Sindicato dos Bancários diz que paralisação visa combater desmonte do Banco do Brasil

Em paralisação por 24 horas, nesta sexta-feira (29), contra o projeto de reestruturação proposto pelo Governo Federal, os funcionários do Banco do Brasil (BB) estão mobilizados em frente às agências da cidade para reivindicar o retorno do diálogo com a direção da sociedade de economia mista. A previsão é que todas as filiais da capital alagoana tenham aderido à greve. Dezenas de agências no interior também estão fechadas.

O presidente do Sindicato dos Bancários do estado, Márcio dos Anjos, explicou que o objetivo da mobilização é buscar a manutenção do consenso entre a classe e a empresa, uma vez que não há mais interlocução. Para o sindicalista, a paralisação visa combater o desmonte do Banco do Brasil. “Eles, de forma intransigente, romperam as negociações. Nós estamos aqui no intuito de restaurar isso”, afirma o sindicalista.

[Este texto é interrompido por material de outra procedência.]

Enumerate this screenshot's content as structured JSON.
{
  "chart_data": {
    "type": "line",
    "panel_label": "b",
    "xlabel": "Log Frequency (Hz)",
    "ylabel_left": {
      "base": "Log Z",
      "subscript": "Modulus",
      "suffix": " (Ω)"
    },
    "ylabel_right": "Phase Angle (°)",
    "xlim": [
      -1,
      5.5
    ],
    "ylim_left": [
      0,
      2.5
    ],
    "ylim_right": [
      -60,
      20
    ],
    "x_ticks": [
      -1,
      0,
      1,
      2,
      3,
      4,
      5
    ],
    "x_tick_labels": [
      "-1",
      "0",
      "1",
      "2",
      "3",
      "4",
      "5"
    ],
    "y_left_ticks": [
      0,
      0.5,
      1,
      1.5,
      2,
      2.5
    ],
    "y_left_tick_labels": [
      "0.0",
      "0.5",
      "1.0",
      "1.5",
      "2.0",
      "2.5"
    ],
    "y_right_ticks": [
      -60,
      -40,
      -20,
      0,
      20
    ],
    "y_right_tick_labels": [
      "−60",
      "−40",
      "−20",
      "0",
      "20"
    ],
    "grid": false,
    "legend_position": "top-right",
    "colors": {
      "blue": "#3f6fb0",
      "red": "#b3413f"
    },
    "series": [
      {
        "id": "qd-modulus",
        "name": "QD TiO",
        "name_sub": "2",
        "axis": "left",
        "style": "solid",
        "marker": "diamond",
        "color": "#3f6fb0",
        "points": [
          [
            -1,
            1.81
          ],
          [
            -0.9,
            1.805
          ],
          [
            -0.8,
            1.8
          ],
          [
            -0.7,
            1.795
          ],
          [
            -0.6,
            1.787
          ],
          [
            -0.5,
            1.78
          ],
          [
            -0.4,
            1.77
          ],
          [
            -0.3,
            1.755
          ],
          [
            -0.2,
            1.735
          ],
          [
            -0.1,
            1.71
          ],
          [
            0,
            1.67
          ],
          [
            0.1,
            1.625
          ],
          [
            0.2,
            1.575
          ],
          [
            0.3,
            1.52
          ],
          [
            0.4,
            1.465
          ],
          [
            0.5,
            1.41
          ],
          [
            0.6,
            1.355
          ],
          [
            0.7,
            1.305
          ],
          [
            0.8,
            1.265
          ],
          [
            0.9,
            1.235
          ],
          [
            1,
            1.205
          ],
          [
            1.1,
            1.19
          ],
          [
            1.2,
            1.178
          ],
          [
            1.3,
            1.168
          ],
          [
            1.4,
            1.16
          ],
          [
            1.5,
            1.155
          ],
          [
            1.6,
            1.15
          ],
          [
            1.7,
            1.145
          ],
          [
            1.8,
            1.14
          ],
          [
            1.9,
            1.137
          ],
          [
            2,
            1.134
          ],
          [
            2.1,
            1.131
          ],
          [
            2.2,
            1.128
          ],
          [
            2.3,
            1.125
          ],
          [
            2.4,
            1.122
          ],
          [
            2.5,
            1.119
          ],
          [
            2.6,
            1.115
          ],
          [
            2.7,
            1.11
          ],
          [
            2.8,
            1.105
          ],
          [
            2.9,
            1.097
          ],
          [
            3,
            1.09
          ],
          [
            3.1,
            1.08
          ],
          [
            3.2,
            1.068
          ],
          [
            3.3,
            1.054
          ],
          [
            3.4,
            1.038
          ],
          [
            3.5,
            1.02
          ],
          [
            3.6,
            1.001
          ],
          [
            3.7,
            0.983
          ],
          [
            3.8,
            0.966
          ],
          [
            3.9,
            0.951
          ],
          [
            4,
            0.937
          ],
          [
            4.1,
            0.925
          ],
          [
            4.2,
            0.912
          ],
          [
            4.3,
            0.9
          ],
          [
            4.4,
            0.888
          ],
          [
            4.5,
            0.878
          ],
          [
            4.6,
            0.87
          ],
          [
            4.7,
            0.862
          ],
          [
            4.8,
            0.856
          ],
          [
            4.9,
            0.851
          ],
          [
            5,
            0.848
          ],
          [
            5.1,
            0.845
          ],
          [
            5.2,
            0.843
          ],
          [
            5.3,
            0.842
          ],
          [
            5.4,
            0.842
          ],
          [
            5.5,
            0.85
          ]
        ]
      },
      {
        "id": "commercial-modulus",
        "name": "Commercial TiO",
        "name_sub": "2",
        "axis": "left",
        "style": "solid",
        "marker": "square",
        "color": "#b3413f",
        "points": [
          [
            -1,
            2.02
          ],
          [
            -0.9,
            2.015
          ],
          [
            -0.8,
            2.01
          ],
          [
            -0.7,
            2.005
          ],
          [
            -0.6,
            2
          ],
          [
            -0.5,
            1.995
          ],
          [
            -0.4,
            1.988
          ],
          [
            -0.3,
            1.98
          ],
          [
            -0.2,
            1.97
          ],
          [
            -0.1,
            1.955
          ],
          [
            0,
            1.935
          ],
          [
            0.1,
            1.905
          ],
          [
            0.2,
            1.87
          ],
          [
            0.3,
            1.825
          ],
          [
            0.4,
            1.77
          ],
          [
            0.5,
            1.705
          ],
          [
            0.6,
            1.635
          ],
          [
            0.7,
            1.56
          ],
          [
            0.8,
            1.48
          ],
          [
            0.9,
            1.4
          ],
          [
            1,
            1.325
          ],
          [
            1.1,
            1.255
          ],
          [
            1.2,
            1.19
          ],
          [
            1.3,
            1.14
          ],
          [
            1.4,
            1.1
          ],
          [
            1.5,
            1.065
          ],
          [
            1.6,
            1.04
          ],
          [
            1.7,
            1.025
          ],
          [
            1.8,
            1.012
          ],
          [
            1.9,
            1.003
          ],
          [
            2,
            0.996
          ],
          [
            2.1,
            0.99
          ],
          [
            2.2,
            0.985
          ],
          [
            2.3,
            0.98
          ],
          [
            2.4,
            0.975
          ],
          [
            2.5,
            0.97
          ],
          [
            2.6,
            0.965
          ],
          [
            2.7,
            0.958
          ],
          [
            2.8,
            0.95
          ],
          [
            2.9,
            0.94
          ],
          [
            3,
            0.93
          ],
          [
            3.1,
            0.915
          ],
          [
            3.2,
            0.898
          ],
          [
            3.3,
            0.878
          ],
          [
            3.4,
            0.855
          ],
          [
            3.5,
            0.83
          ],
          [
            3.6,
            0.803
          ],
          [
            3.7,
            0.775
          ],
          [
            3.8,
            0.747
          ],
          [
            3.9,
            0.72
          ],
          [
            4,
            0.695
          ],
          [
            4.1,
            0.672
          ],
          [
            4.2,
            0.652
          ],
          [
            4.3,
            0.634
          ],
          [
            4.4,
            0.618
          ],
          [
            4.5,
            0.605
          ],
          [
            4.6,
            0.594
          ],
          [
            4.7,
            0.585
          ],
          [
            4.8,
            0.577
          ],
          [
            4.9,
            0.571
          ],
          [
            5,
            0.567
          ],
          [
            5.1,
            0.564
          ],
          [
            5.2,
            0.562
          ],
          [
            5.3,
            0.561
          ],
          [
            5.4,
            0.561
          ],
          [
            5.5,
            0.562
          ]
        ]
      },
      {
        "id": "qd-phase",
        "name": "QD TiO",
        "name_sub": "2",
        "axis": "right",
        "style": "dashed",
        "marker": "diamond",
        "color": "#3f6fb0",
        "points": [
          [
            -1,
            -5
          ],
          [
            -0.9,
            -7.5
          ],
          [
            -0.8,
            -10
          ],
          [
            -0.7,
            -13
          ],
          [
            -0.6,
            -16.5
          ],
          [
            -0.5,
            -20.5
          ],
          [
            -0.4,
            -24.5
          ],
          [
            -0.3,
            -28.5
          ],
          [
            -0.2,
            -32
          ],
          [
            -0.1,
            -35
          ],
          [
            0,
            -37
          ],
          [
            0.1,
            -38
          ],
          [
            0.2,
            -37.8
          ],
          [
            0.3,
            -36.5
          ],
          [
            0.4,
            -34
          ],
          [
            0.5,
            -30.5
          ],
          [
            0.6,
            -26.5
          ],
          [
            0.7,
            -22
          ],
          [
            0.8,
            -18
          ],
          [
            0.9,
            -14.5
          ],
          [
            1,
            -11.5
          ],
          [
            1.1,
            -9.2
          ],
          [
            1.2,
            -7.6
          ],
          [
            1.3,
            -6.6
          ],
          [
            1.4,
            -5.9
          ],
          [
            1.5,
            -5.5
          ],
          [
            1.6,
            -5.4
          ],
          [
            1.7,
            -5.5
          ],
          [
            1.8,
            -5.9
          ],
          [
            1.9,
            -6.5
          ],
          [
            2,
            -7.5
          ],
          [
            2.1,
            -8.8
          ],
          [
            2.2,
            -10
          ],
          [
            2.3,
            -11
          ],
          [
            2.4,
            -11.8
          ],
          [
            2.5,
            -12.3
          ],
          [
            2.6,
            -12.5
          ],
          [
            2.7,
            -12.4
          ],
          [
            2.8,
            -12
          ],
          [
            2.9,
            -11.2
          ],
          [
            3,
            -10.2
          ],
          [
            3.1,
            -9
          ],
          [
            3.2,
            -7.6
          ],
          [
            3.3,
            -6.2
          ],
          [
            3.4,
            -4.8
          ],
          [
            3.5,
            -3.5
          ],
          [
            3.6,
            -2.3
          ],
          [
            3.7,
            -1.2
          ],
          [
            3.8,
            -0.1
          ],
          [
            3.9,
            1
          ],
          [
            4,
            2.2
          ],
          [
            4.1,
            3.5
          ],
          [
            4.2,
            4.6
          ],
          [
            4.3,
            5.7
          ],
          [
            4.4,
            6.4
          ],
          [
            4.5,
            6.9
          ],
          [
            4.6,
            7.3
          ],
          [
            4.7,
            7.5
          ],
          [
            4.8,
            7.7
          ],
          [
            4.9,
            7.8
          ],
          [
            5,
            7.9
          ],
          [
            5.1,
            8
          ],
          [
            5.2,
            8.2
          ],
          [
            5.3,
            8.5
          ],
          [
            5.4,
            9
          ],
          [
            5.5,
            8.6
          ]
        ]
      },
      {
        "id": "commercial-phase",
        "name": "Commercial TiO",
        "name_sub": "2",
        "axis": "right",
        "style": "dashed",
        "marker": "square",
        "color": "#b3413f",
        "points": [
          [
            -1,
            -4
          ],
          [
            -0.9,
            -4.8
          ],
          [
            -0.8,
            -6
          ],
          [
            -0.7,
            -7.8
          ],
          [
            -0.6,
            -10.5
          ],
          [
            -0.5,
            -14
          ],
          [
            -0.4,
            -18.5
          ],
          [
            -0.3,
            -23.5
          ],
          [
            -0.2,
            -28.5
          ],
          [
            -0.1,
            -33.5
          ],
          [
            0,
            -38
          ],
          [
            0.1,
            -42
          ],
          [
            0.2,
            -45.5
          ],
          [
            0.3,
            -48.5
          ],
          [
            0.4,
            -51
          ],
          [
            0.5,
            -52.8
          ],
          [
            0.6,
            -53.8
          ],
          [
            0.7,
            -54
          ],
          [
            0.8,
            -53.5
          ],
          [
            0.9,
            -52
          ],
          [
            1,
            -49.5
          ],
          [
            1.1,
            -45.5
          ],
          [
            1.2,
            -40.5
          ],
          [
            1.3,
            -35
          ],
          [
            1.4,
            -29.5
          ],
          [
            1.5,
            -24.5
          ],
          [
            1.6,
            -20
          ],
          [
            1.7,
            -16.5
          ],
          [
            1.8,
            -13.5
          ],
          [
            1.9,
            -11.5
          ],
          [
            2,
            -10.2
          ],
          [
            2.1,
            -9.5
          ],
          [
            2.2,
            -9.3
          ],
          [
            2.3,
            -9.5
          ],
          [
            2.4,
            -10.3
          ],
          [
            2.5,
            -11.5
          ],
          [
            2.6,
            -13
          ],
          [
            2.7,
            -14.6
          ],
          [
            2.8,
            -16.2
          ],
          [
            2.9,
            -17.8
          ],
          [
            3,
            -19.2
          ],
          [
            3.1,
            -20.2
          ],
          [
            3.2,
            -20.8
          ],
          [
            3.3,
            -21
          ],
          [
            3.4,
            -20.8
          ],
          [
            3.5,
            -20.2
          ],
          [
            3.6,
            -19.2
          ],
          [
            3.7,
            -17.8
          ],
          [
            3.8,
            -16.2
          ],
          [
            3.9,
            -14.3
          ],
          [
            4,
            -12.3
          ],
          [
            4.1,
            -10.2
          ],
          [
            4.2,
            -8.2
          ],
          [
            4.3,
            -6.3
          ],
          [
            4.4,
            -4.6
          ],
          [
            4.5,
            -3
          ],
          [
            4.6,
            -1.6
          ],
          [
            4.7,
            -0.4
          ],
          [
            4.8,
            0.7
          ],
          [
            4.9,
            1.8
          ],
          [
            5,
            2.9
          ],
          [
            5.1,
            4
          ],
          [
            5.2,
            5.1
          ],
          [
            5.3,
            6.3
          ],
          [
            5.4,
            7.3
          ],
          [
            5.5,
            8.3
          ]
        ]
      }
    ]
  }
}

Márcio esclarece que foi confirmado o fechamento de uma agência na capital e a diminuição de quadro, além da transformação de agências do interior em Postos de Atendimento Avançado (PAA) e o fechamento de postos já existentes, deixando a população dessas localidades desassistida. No entanto, sobre o destino dos profissionais afetados, a empresa não deu nenhuma informação. “Está um clima de terror lá dentro”, destaca o presidente.

Em carta aberta à população alagoana, o Sindicato dos Bancários afirmou, nessa quinta-feira (28), que o que está por trás das medidas adotadas pelo Governo é o “desmonte” do Banco do Brasil.

De acordo com publicação do Sindicato dos Bancários de São Paulo, entre 2016 e 2019, o lucro líquido ajustado do BB apresentou crescimento de 122%, passando de R$ 8,033 bilhões em 2016 para R$ 17,848 bilhões em 2019. No mesmo período, o banco fechou 19% das agências e reduziu o quadro de funcionários em 16%.

Segundo o sindicato, não havendo respostas à paralisação de hoje, haverá mobilização para uma greve mais prolongada ou, até, indeterminada.